Reducing overlay sampling for APC-based correction per exposure by replacing measured data with computational prediction

One of the keys to successful mass production of sub-20nm nodes in the semiconductor industry is the development of an overlay correction strategy that can meet specifications, reduce the number of layers that require dedicated chuck overlay, and minimize measurement time. Three important aspects of this strategy are: correction per exposure (CPE), integrated metrology (IM), and the prioritization of automated correction over manual subrecipes. The first and third aspects are accomplished through an APC system that uses measurements from production lots to generate CPE corrections that are dynamically applied to future lots. The drawback of this method is that production overlay sampling must be extremely high in order to provide the system with enough data to generate CPE. That drawback makes IM particularly difficult because of the throughput impact that can be created on expensive bottleneck photolithography process tools.
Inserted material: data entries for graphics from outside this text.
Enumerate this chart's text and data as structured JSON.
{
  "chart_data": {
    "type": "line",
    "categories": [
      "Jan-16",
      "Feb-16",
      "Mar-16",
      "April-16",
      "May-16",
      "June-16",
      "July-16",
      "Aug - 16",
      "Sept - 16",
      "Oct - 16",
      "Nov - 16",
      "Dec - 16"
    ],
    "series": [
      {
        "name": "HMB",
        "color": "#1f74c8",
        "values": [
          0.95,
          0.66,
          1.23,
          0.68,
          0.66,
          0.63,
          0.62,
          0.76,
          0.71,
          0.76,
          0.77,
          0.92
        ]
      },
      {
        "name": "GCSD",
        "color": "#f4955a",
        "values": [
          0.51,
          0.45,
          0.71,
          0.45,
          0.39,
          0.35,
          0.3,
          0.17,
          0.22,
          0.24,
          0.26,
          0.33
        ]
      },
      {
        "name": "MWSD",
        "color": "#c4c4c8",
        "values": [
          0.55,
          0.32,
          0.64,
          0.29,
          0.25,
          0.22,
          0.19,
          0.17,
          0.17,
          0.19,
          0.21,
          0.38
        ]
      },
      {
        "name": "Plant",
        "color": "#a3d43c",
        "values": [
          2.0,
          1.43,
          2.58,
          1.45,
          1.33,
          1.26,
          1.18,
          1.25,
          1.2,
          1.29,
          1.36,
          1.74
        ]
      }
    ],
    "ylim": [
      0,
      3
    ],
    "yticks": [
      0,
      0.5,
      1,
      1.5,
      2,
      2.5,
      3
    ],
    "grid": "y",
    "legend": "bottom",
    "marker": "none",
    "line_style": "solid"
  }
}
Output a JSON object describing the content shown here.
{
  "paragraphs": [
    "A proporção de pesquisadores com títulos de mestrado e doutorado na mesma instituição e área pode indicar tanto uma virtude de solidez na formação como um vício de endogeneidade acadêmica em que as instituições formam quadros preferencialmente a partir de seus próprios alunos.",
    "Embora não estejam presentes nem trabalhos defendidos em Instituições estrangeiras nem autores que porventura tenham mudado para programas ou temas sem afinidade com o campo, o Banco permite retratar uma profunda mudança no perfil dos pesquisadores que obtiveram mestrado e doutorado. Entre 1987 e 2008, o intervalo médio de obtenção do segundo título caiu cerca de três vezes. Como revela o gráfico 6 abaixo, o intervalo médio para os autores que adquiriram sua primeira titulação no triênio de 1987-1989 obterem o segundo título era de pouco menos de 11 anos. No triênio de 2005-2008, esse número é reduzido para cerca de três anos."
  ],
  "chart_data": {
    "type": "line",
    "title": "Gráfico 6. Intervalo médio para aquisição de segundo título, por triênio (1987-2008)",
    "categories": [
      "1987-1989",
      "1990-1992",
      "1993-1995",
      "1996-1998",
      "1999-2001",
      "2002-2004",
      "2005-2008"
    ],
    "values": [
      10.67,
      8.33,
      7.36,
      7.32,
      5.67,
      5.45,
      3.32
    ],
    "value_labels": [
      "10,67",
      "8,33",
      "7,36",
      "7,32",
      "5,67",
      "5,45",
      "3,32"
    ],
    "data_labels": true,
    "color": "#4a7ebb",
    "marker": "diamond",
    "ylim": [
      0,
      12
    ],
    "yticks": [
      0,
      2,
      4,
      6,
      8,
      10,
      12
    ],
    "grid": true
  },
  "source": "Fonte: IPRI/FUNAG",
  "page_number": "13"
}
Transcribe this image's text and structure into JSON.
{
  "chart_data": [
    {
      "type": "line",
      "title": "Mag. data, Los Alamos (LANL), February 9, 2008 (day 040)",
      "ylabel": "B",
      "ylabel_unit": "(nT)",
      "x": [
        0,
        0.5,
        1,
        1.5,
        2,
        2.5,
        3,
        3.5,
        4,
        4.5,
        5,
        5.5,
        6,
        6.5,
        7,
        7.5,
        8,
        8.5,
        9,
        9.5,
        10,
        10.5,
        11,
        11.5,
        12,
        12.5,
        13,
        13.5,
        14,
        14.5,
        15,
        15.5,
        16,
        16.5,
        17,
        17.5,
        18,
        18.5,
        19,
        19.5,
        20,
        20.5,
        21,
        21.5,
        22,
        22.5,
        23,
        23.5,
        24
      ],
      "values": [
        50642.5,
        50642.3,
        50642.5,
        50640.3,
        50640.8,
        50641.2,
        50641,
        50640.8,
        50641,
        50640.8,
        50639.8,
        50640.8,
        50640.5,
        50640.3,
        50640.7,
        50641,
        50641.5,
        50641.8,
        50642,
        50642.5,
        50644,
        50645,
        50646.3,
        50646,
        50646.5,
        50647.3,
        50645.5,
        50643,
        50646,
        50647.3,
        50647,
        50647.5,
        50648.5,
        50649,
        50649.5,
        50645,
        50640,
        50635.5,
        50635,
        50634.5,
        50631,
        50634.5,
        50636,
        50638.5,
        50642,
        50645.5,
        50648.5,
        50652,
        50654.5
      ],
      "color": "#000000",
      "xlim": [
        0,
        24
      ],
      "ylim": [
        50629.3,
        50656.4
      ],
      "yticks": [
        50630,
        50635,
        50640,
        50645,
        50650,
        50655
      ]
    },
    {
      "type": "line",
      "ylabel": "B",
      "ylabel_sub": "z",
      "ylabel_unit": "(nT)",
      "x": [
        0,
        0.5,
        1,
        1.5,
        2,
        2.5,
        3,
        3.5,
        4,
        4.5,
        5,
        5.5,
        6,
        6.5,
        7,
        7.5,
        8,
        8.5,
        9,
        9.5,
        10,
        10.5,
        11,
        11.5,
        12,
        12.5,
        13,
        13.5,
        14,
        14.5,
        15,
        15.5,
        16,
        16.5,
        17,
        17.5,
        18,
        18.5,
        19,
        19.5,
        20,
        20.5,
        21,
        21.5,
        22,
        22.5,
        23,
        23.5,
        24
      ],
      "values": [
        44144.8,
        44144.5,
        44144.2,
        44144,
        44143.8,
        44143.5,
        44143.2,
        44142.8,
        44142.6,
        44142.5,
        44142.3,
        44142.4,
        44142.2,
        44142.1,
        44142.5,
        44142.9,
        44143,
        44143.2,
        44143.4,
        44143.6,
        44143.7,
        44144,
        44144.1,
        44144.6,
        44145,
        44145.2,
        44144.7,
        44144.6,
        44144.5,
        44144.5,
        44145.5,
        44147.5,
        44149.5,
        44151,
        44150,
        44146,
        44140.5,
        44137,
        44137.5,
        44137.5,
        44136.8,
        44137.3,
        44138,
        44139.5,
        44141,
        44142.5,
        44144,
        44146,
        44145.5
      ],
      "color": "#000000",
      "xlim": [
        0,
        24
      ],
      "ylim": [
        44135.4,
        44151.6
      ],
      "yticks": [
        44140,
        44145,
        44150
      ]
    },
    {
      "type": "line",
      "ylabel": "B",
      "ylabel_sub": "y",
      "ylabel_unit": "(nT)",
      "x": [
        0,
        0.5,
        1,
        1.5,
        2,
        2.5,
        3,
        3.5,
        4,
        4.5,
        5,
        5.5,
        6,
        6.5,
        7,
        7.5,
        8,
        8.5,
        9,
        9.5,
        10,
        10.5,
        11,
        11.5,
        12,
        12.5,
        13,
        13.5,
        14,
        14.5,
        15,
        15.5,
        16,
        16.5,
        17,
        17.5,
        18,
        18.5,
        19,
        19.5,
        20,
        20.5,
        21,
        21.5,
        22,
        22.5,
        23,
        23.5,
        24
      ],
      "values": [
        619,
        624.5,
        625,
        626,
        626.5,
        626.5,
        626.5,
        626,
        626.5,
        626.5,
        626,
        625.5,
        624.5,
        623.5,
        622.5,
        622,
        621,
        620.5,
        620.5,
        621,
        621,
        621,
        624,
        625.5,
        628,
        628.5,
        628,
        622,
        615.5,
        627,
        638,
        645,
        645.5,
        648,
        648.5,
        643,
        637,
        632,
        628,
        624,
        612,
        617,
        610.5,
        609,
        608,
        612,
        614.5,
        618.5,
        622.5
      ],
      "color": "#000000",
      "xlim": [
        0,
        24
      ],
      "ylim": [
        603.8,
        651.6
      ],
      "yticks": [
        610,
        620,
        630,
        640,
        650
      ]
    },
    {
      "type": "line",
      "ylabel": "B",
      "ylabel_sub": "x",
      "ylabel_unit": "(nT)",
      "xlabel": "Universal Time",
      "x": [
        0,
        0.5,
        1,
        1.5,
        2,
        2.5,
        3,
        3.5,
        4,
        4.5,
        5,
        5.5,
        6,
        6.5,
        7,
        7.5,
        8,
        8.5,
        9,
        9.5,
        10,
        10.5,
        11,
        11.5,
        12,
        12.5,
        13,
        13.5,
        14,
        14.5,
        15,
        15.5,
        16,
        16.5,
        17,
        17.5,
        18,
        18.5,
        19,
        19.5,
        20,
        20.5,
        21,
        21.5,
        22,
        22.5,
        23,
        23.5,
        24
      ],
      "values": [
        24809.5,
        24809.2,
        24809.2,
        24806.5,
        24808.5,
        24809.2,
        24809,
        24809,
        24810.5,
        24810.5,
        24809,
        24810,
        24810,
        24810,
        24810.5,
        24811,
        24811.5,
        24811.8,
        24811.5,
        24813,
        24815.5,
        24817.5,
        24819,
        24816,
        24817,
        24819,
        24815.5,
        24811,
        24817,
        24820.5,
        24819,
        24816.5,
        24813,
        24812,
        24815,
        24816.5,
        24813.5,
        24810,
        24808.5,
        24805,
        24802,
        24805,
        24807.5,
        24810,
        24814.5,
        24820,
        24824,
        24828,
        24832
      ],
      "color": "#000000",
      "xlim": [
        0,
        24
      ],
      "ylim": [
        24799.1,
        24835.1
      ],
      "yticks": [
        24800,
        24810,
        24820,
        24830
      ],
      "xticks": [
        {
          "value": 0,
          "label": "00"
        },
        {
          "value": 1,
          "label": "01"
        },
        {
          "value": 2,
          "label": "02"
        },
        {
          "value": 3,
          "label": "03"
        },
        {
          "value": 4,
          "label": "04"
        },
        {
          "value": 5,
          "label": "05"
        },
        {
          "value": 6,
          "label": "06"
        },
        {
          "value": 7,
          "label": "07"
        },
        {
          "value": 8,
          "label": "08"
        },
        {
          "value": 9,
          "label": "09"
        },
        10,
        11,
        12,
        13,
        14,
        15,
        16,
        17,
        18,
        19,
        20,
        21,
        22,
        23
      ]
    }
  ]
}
The goal is to realize the cycle time and feedback benefits of IM coupled with the enhanced overlay correction capability of automated CPE without impacting process tool throughput. This paper will discuss the development of a system that sends measured data with reduced sampling via an optimized layout to the exposure tool's computational modelling platform to predict and create "upsampled" overlay data in a customizable output layout that is compatible with the fab user CPE APC system. The result is dynamic CPE without the burden of extensive measurement time, which leads to increased utilization of IM.